Die Ausstellung „Stuttgart – Afghanistan“ möchte eines nicht: Afghanistan exotisieren. Stattdessen legt das Stuttgarter Linden-Museum die vielfältigen Verbindungen zwischen Afghanistan und der Welt offen – und spannt einen weiten Bogen von vorislamischen Buddha-Darstellungen bis in die Gegenwart.
Schon Tutanchamun trug afghanischen Lapislazuli
Die Ausstellung im Stuttgarter Linden-Museum will Geschichten hinter Objekten erzählen. Es geht um versteckte, vielfältige, überraschende Beziehungsgeschichten zwischen Afghanistan und der Welt.

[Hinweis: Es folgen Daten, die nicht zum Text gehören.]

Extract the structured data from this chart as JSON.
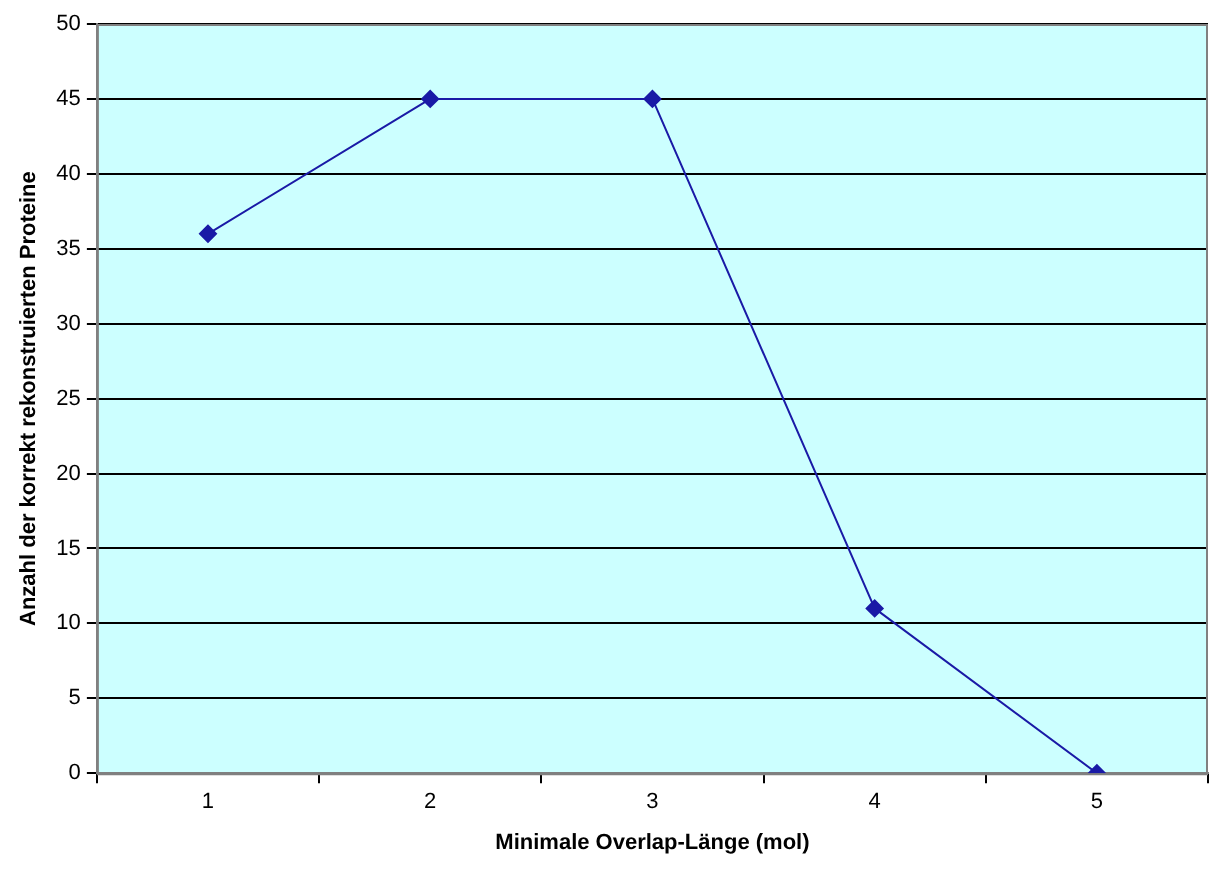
{
  "chart_data": {
    "type": "line",
    "xlabel": "Minimale Overlap-Länge (mol)",
    "ylabel": "Anzahl der korrekt rekonstruierten Proteine",
    "categories": [
      "1",
      "2",
      "3",
      "4",
      "5"
    ],
    "series": [
      {
        "color": "#1a1aa6",
        "values": [
          36,
          45,
          45,
          11,
          0
        ]
      }
    ],
    "ylim": [
      0,
      50
    ],
    "yticks": [
      0,
      5,
      10,
      15,
      20,
      25,
      30,
      35,
      40,
      45,
      50
    ],
    "grid": "y",
    "legend": false,
    "marker": "diamond",
    "line_style": "solid"
  }
}
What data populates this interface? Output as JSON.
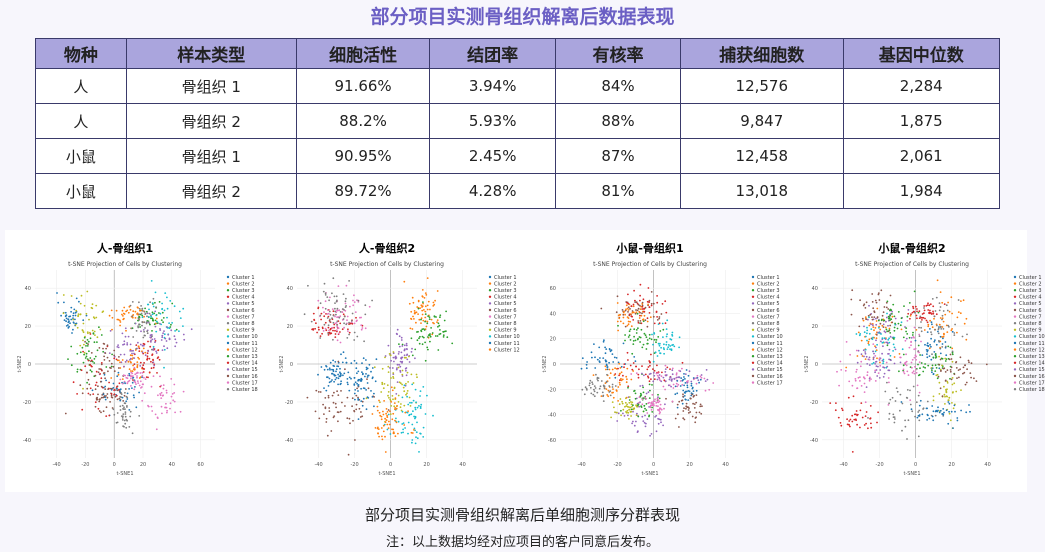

In der Ausstellung stehen zwei Vitrinen mit altägyptischem Schmuck. Darin ein winziger leuchtend blauer Skarabäus, ein Amulett – ebenfalls leuchtend blau. Der schöne, blaue Stein ist Lapislazuli. Der kam bis vor wenigen Jahrhunderten immer aus der afghanischen Region Badakhshan.
Schon Tutanchamun habe Lapislazuli aus Badakhshan getragen, sagt Annette Krämer,die im Museum die Orientabteilung leitet. „Das heißt: Afghanistan ist im Bewusstsein vieler Menschen so weit weg, gilt als unzugänglich. Aber das stimmt nicht.“
Bürger*innen haben die Ausstellung mitgestaltet
Denn Schmuck aus Badakhshan-Lapislazuli wird auch in Stuttgart getragen. Verbindungen herzustellen – das ist ein Leitmotiv dieser Ausstellung, die aus einem mehrjährigen Laborprozess des Museums mit der Arbeitsgruppe „Entangled: Stuttgart Afghanistan“ hervorgegangen ist.
Seit 2019 haben interessierte Menschen aus Stuttgart und der Region in der Arbeitsgruppe die Sammlungen des Museums erkundet und nach Verbindungen zwischen Stuttgart und Afghanistan in Geschichte und Gegenwart gesucht. Sie konnten mit aussuchen, welche Stücke in die neue Ausstellung kommen.
Afghanistan-Expeditionen in den 1960er-Jahren
An anderer Stelle hat die Arbeitsgruppe die größte Forschungsexpedition des Linden-Museums 1962/63 nach Badakhshan nachgezeichnet. Die Forscher, die das Alltagsleben in Afghanistan in zigtausenden Dokumenten, Fotografien, Tonbändern und Gegenständen studiert hatten, verpflichteten sich seinerzeit im Gegenzug, dem Nationalmuseum in Kabul eine Sammlung an Objekten zukommen zulassen.
Eine Liste dieser Objekte hat die Orientalistin Annette Krämer im Nachlass entdeckt. Ob die Gegenstände jemals ausgestellt wurden, ist unklar: „Das Museum in Kabul ist im Bürgerkrieg in den 1990er Jahren teilweise sehr zerstört und auch geplündert worden. Ich denke, die sind einfach weg.“
Ausstellung spannt einen weiten Bogen
Die Ausstellung „Stuttgart – Afghanistan“ ist eine kleine Forschungsexpedition. Sie spannt einen historischen Bogen von vorislamischen Buddha-Darstellungen über wertvolle Marmorfresken aus dem 11./12. Jahrhundert bis in die Gegenwart.
Das ist vielstimmig und nichts, was sich immer unmittelbar auf den ersten Blick erschließt. Doch dank der Regelung „pay what you can“ kann man auch öfter vorbeischauen.